# Erfahrungen mit Planet-Hosting?



## daddz (3. Juni 2005)

Hi...

ich bin durch Zufall auf den WebSpace-Anbieter Planet-Hosting gestoßen und muss sagen, das der Preis wirklich gut ist und auch die Leistung stimmt.
( Link: Planet-Hosting )
Nun wollt ich mal wissen, ob jemand von euch schon Erfahrungen mit diesem Hoster gemacht hat oder vielleicht auch noch einen besseren kennt.

Danke im vorraus!

greetz
daddz


----------



## Kidix (4. Juni 2005)

Besser oder Günstiger?


 Kidix


----------



## daddz (4. Juni 2005)

Also günstiger muss es nicht unbedingt sein...aber es könnte ja sein, dass es einen Hoster gibt, der zum ähnlichen Preis mehr bietet.

greetz
daddz


----------



## Andreas Späth (4. Juni 2005)

Aber hallöchen was sind dass den für Preise O_O
Da hab ich ja schon mehr Geld in das Faxen des Vetrages investiert als das die meisten Pakete kosten *g*

Würde mich auch interesieren ob da Jemand schon erfahrungen mit hat, und ich schau mal eben auf der Webhostlist ob da was über die steht


----------



## Tobias Menzel (4. Juni 2005)

Ich habe mir dort Webspace bestellt (für ~5 €/Monat ist das Angebot ganz ok, denke ich).

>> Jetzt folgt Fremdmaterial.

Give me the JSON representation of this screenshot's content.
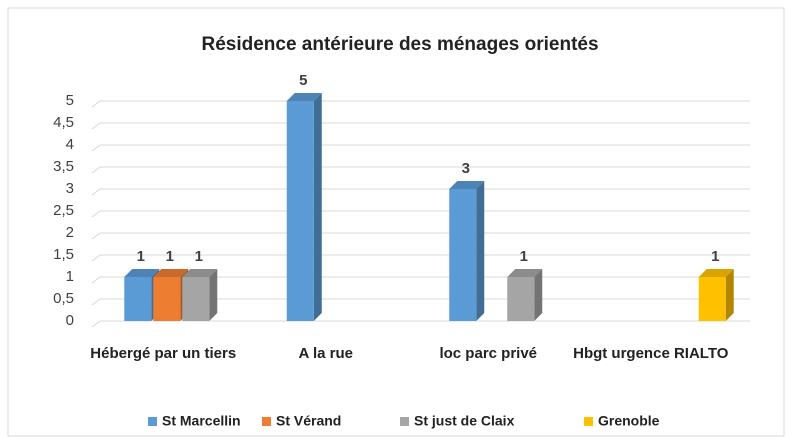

... ob die Server halten, was das Angebot verspricht, wird sich zeigen. Ich war bislang bei t-online (Geschwindigkeit/Verfügbarkeit eigentlich top), aber dort zahle ich in etwa das 5-fache bei vergleichbarer Leistung. oO

Gruß
.


----------



## daddz (4. Juni 2005)

Datic hat gesagt.:
			
		

> Ich habe mir dort Webspace bestellt (für ~5 €/Monat ist das Angebot ganz ok, denke ich).(...)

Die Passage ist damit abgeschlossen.